São. E gostava muito que este livro chegasse às escolas; não por mim, não tem nada a ver com qualquer espécie de vaidade pessoal, mas porque a juventude sabe pouco deste período negro, tão nefasto, tão sombrio e que fez mal a tanta gente. Por exemplo, está no livro uma pessoa que é filha de um “tarrafalista” – ele também está no livro. A Maria José, que agora tem 70 e tal anos, tinha nove meses quando o pai foi para o Tarrafal e voltou a conhecê-lo quando tinha 17 anos. Ele esteve lá 16 anos e felizmente conseguiu sair vivo. E neste livro estão muitas outras histórias de pessoas simplicíssimas. Não se procurou ter aqui testemunhos de grandes dirigentes políticos, mas de pessoas comuns, com as profissões mais diversas: há uma carquejeira como um médico, uma costureira como um advogado, uma professora como um pescador. Há aqui uma panóplia grande de gente que fez coisas diversas, mas a sua importância é exatamente igual.
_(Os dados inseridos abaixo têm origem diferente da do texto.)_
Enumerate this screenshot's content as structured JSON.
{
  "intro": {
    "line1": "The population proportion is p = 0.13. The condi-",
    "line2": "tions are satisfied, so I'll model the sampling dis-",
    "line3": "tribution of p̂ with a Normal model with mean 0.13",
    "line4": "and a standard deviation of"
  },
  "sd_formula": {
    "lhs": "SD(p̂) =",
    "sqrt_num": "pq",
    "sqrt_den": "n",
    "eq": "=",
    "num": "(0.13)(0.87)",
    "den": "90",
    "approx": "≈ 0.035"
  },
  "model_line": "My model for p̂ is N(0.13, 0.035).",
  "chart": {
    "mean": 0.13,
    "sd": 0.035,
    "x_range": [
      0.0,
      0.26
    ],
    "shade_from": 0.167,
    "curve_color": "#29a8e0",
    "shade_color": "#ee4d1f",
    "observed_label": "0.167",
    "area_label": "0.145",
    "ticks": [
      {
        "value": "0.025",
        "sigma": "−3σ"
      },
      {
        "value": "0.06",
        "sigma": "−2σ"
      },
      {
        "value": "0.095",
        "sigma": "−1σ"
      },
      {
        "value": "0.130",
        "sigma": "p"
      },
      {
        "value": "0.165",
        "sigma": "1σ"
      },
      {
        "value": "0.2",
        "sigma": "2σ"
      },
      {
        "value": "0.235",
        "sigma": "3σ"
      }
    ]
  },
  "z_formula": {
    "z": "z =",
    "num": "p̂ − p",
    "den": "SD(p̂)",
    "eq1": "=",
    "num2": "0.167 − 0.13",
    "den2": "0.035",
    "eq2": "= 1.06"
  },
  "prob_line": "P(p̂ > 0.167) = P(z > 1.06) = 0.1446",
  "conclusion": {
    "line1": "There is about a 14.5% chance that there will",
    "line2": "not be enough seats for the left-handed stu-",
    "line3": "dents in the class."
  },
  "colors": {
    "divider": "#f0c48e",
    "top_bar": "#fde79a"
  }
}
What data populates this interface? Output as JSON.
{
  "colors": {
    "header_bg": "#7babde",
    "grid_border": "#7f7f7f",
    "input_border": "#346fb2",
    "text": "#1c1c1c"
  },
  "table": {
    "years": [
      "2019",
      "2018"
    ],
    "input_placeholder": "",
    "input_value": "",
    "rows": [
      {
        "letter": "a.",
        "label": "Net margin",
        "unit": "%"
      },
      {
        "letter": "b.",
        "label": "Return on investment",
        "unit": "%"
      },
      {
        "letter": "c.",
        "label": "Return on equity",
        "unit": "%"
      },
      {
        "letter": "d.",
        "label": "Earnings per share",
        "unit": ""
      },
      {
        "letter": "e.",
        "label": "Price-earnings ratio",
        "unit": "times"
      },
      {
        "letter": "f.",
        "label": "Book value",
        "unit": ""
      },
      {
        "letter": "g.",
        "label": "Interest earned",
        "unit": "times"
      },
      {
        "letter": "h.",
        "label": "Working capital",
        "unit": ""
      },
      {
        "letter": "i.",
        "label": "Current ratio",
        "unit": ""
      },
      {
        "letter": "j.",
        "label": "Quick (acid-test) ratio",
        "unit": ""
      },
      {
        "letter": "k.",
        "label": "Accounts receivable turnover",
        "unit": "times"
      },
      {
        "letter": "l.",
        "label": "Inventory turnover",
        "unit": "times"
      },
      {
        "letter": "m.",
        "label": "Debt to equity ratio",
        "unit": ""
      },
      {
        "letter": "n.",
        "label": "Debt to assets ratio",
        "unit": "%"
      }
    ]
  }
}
Porquê estas 40 pessoas e não outras?

Tinha de fazer uma escolha. Podia pôr aqui o testemunho de 200 pessoas, mas entendeu-se que seria feito com 40. E dentro disso, procurei fazer uma escolha o mais justa possível, abarcando este universo variado de gente. Estão no livro médicos, mas também está a dona Palmira, que era carquejeira e que só após o 25 de Abril é que conseguiu dar uns passeios. Diz ela, “até consegui ir ao Jardim Zoológico”, o que para ela foi uma conquista fantástica. Trabalhou como uma moura; ela, carquejeira, e o marido, carrejão. Morreu com 102 anos, essa estóica mulher. Portanto, toda esta gente está em pé de igualdade, todos eles têm o mesmo direito de estar neste “40 Vidas por Abril”. Procurei alargar o mais possível esta variedade de gente, mas não negando a história. Não posso negar a história.

E 41 anos depois do 25 de Abril, qual é a importância destes testemunhos?

São importantes por estarmos a sentir que vivemos uma democracia minguada.

Ainda vivemos os valores de Abril?

Vivemos mas têm esmorecido um pouco. Digamos, há quem faça muito para que eles, não digo que desapareçam, mas para que fiquem escondidos. E isso é muito mau, porque o 25 de Abril abriu uma grande janela para o povo português, como povo fechado, que não sabia quase nada, com um índice de analfabetismo enorme. E fizeram-se grandes conquistas. Mas hoje em dia os diversos governos que temos tido, que eu acho que desgovernam mais do que governam, têm tentado destruir as grandes conquistas de Abril, o que me angustia.